Historic Marker 20 is located at 616 Louisa Street. You may be wondering what a "pocket" park is. It simply means a small green space that has been reserved for public enjoyment.
This park has a special history as it was part of a unique community of employee housing built by Eduardo Gato in the 1880's. Gato Village, also known as Gatoville or Barrio Gato, consisted of 40 cigar makers' cottages that were built around the Gato Cigar Factory on Simonton Street (Historic Marker 17). Key West was at the highpoint of its cigar manufacturing and there was a shortage of both skilled cigar makers and housing. Eduardo built the community to attract the best cigar artisans to his factory. Unlike many of the company housing springing up throughout the country during the industrial age, Gatoville encouraged entrepreneurial endeavors. The community had its own bakery, laundry, billiards hall, grocery and ice cream shop.

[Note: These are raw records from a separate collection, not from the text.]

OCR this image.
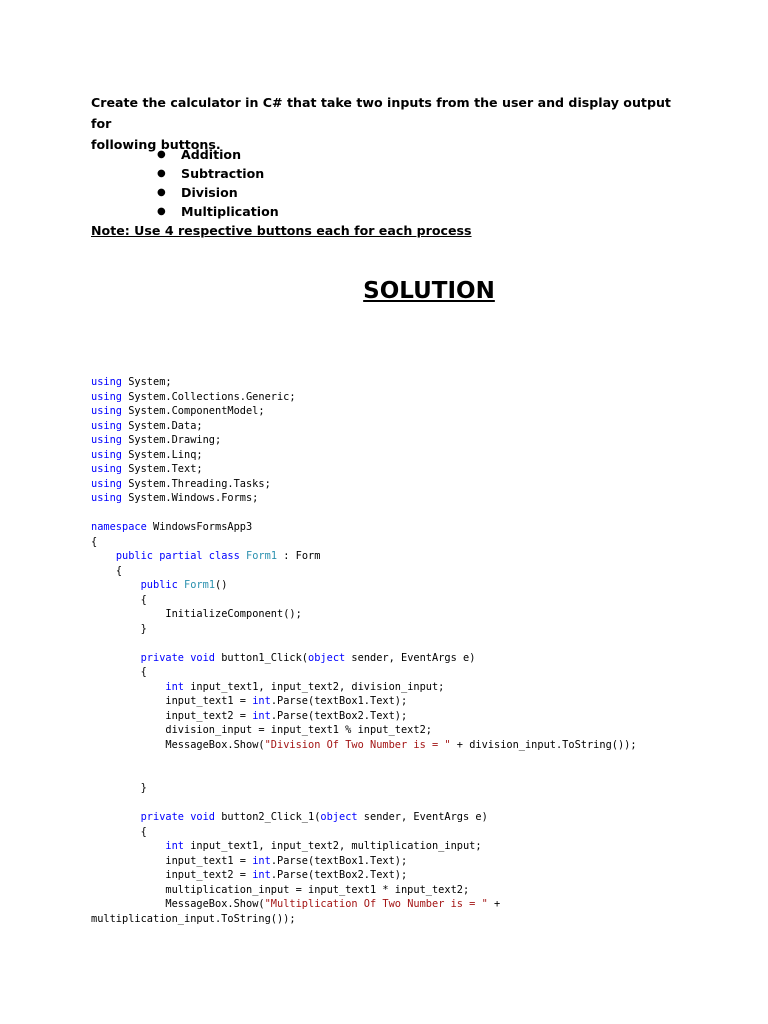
Create the calculator in C# that take two inputs from the user and display output for
following buttons.
●	Addition
●	Subtraction
●	Division
●	Multiplication
Note: Use 4 respective buttons each for each process
SOLUTION
using System;
using System.Collections.Generic;
using System.ComponentModel;
using System.Data;
using System.Drawing;
using System.Linq;
using System.Text;
using System.Threading.Tasks;
using System.Windows.Forms;

namespace WindowsFormsApp3
{
public partial class Form1 : Form
{
public Form1()
{
InitializeComponent();
}

private void button1_Click(object sender, EventArgs e)
{
int input_text1, input_text2, division_input;
input_text1 = int.Parse(textBox1.Text);
input_text2 = int.Parse(textBox2.Text);
division_input = input_text1 % input_text2;
MessageBox.Show("Division Of Two Number is = " + division_input.ToString());

}

private void button2_Click_1(object sender, EventArgs e)
{
int input_text1, input_text2, multiplication_input;
input_text1 = int.Parse(textBox1.Text);
input_text2 = int.Parse(textBox2.Text);
multiplication_input = input_text1 * input_text2;
MessageBox.Show("Multiplication Of Two Number is = " +
multiplication_input.ToString());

The structure at the back of the park is a representation of the facade of the cigar maker's cottage built on this lot in 1897. The occupants were Fernando and Serafina Gato. Fernando was a cigar maker at the factory. Fernando and Serafina raised their daughter, Mary Gato, in the cottage and, before they moved out, saw Mary wed Joe Madiedo. Joe had moved to Key West as a young man. Many of his family were cigar makers in Tampa.
Based on Joe Madiedo's memories of the years he spent at the cottage, Fernando's granddaughter, Patricia Gato Madiedo, and her husband, Bruce Neff were able to build the cottage facade and donate it to the City of Key West.
The park is also home of the World's largest cigar sculpture donated by the Fuente family, Bruce Neff, and Patricia Madiedo.
Arturo Fuente escaped the aftermath of the Cuban revolution in 1902. He spent the next 6 years living near Gato Village learning the art of rolling cigars. He moved to Tampa and started his own small cigar factory. Today his family owns and operates the largest cigar factory in the world based in the Dominican Republic.